Unauthorized trading occurs when the broker executes transactions in a customer’s account without the customer’s permission or if the broker has not been given discretion to make such trades.
A broker has an obligation to make suitable investment recommendations that are consistent with a customer’s investment objectives, risk tolerance, needs and other factors. This arises out of the concept of “Know Your Customer” in FINRA Rule 2111. An investment may be unsuitable if:
- it is not in accordance with the customer’s objectives or risk tolerance;
- the customer does not have the financial ability to incur the risk associated with a particular investment; or
- the customer did not know or understand the risk associated with the particular investment.

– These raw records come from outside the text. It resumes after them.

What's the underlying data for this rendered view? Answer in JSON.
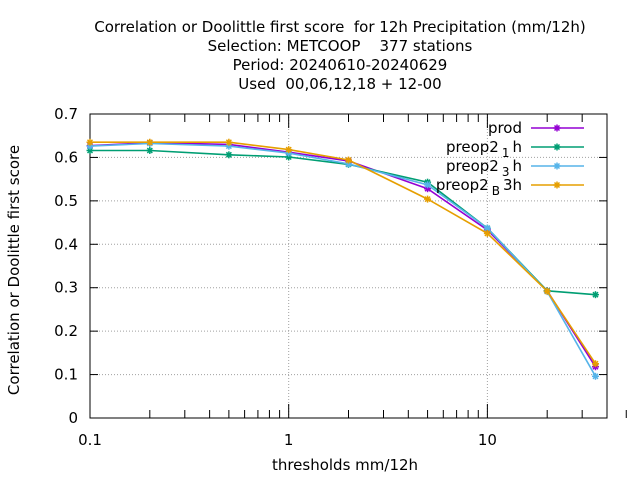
{
  "chart_data": {
    "type": "line",
    "title_lines": [
      "Correlation or Doolittle first score  for 12h Precipitation (mm/12h)",
      "Selection: METCOOP    377 stations",
      "Period: 20240610-20240629",
      "Used  00,06,12,18 + 12-00"
    ],
    "xlabel": "thresholds mm/12h",
    "ylabel": "Correlation or Doolittle first score",
    "xscale": "log",
    "xlim": [
      0.1,
      40
    ],
    "ylim": [
      0,
      0.7
    ],
    "xticks": [
      {
        "value": 0.1,
        "label": "0.1"
      },
      {
        "value": 1,
        "label": "1"
      },
      {
        "value": 10,
        "label": "10"
      }
    ],
    "yticks": [
      {
        "value": 0,
        "label": "0"
      },
      {
        "value": 0.1,
        "label": "0.1"
      },
      {
        "value": 0.2,
        "label": "0.2"
      },
      {
        "value": 0.3,
        "label": "0.3"
      },
      {
        "value": 0.4,
        "label": "0.4"
      },
      {
        "value": 0.5,
        "label": "0.5"
      },
      {
        "value": 0.6,
        "label": "0.6"
      },
      {
        "value": 0.7,
        "label": "0.7"
      }
    ],
    "grid": true,
    "legend_position": "top-right",
    "x": [
      0.1,
      0.2,
      0.5,
      1,
      2,
      5,
      10,
      20,
      35
    ],
    "series": [
      {
        "name": "prod",
        "legend": {
          "base": "prod",
          "sub": "",
          "rest": ""
        },
        "color": "#9400d3",
        "values": [
          0.627,
          0.634,
          0.63,
          0.612,
          0.592,
          0.528,
          0.433,
          0.293,
          0.118
        ]
      },
      {
        "name": "preop2_1h",
        "legend": {
          "base": "preop2",
          "sub": "1",
          "rest": "h"
        },
        "color": "#009e73",
        "values": [
          0.616,
          0.616,
          0.606,
          0.601,
          0.584,
          0.543,
          0.437,
          0.293,
          0.284
        ]
      },
      {
        "name": "preop2_3h",
        "legend": {
          "base": "preop2",
          "sub": "3",
          "rest": "h"
        },
        "color": "#56b4e9",
        "values": [
          0.626,
          0.632,
          0.626,
          0.61,
          0.585,
          0.537,
          0.437,
          0.291,
          0.096
        ]
      },
      {
        "name": "preop2_B3h",
        "legend": {
          "base": "preop2",
          "sub": "B",
          "rest": "3h"
        },
        "color": "#e69f00",
        "values": [
          0.635,
          0.635,
          0.635,
          0.618,
          0.594,
          0.504,
          0.425,
          0.292,
          0.125
        ]
      }
    ]
  }
}
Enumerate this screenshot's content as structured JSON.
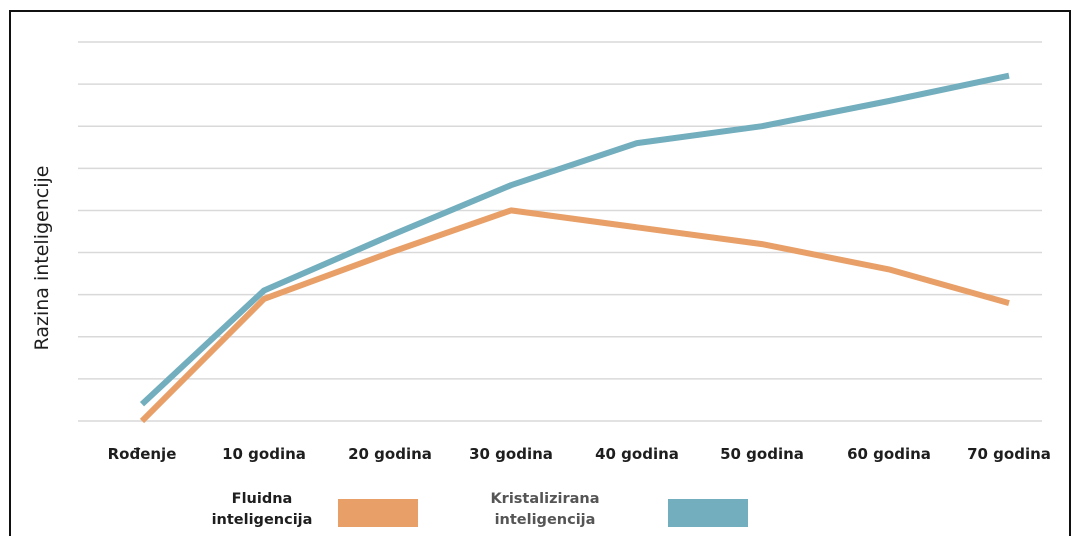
{
  "chart_data": {
    "type": "line",
    "title": "",
    "xlabel": "",
    "ylabel": "Razina inteligencije",
    "categories": [
      "Rođenje",
      "10 godina",
      "20 godina",
      "30 godina",
      "40 godina",
      "50 godina",
      "60 godina",
      "70 godina"
    ],
    "ylim": [
      0,
      9
    ],
    "grid": true,
    "legend_position": "bottom",
    "series": [
      {
        "name": "Fluidna inteligencija",
        "color": "#E8A068",
        "values": [
          0.0,
          2.9,
          4.0,
          5.0,
          4.6,
          4.2,
          3.6,
          2.8
        ]
      },
      {
        "name": "Kristalizirana inteligencija",
        "color": "#72AEBD",
        "values": [
          0.4,
          3.1,
          4.4,
          5.6,
          6.6,
          7.0,
          7.6,
          8.2
        ]
      }
    ],
    "legend": [
      {
        "line1": "Fluidna",
        "line2": "inteligencija",
        "color": "#E8A068",
        "text_color": "#1e1e1e"
      },
      {
        "line1": "Kristalizirana",
        "line2": "inteligencija",
        "color": "#72AEBD",
        "text_color": "#555555"
      }
    ]
  }
}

A Ponzi scheme is an investment scam that involves the payment of purported returns to existing investors from funds contributed by new investors. Ponzi scheme organizers often solicit new investors by promising to invest funds in opportunities claimed to generate high returns with little or no risk. In many Ponzi schemes, rather than engaging in any legitimate investment activity, the fraudulent actors focus on attracting new money to make promised payments to earlier investors and divert some of the “invested” funds for personal use.

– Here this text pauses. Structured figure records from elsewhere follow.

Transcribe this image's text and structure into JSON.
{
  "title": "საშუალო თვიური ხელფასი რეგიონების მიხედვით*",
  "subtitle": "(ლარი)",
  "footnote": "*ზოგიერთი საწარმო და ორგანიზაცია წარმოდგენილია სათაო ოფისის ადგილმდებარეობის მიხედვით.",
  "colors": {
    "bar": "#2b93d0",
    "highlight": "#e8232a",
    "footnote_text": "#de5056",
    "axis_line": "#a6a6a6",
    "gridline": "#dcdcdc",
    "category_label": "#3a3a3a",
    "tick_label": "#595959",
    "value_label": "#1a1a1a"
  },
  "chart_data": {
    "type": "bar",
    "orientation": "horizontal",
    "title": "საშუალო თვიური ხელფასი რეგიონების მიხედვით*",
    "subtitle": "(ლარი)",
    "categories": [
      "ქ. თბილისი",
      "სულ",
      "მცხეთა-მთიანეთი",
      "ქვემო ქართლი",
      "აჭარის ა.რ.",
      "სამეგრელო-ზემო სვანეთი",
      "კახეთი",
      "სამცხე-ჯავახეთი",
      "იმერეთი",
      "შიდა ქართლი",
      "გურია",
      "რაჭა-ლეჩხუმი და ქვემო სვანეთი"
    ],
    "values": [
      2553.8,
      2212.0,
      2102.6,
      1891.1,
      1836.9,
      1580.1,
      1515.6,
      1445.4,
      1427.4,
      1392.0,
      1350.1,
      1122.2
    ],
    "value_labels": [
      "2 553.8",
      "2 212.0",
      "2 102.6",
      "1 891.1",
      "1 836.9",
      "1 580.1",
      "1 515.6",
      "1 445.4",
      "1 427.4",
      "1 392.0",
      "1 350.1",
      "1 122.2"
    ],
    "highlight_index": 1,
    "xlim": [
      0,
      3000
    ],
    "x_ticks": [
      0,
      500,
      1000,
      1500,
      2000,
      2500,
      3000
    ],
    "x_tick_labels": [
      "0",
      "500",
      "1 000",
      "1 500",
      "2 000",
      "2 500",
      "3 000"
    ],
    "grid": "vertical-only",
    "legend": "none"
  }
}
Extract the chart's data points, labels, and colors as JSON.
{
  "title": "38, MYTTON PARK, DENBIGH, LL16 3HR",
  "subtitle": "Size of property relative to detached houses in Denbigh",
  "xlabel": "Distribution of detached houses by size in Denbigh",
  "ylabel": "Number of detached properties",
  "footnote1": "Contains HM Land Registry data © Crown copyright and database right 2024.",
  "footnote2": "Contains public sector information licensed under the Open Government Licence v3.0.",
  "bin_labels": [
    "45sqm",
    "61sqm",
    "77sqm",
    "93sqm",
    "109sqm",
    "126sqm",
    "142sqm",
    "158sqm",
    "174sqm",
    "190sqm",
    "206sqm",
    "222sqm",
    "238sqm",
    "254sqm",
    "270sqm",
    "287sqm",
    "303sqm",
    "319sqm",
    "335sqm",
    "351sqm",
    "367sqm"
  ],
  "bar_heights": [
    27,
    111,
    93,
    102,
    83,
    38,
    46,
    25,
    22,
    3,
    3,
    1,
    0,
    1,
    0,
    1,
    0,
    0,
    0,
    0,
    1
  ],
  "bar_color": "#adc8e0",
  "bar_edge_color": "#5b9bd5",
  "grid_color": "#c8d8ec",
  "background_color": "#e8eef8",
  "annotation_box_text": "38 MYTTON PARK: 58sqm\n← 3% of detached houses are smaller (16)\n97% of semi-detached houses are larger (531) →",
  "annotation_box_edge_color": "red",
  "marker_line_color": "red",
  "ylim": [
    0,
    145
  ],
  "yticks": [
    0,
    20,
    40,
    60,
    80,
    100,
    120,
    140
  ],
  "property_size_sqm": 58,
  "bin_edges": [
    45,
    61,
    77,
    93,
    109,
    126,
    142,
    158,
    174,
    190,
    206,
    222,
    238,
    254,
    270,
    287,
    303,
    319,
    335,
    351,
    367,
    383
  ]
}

The victims of Ponzi schemes are often confused about the nature of the fraud because the investment seemed legitimate at the outset. Representations were made about the nature of the investment opportunity that may have been inaccurate, or they may have been true at the beginning. Some Ponzi schemes are fraudulent from their inception. Others may have been legitimate investment ventures that didn’t work, so the fraudster began using new investors’ money to pay promised investment returns to earlier investors.
“Free Lunch” Seminars
Investment seminars or “free lunches” can offer a great deal of useful information. But, they also provide the opportunity for fraudulent schemes. These schemes can lead investors to lose significant amounts of money when stockbrokers or financial advisors use such events to promote fraudulent trading schemes or promote bogus investments and Ponzi schemes.

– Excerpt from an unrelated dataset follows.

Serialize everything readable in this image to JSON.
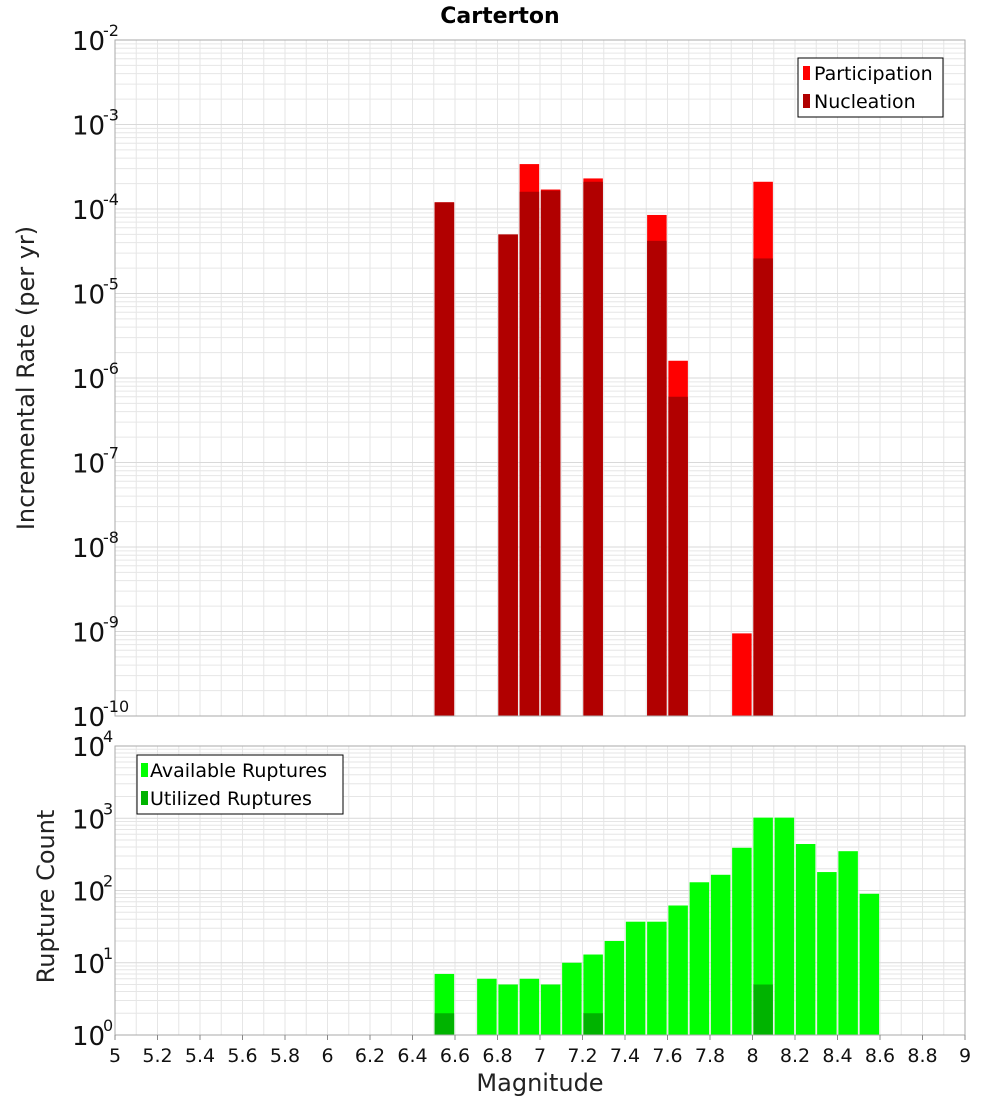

Private placement offerings allow companies to raise money by selling stocks, bonds and other instruments. Such offerings may be exempt from federal securities registration requirements. This exemption enables a company to raise business capital without having to comply with the registration requirements of a public securities offering. Because private placement offerings made in reliance on Rule 506 of Regulation D are not reviewed by regulators, they have become a haven for fraud. According to the most recent enforcement statistics from the North American Securities Administrators Association, private placement offerings are the most frequent source of broker misconduct cases enforced by state securities regulators.
An alternative investment is one that is not one of the three traditional asset types (stocks, bonds or cash). Most alternative investment assets are held by institutional investors or accredited, high-net-worth individuals because of their complex nature, limited regulations and relative lack of liquidity. Alternative investments include hedge funds, pension advance offerings, virtual currency, real estate investment trusts (REITS), commodities and derivatives contracts.
Many alternative investments also have high minimum investments and fee structures compared to mutual funds and traditional Exchange Traded Funds (ETFs). Moreover, the values of alternative investments indicated on brokerage statements are often inaccurate or inflated.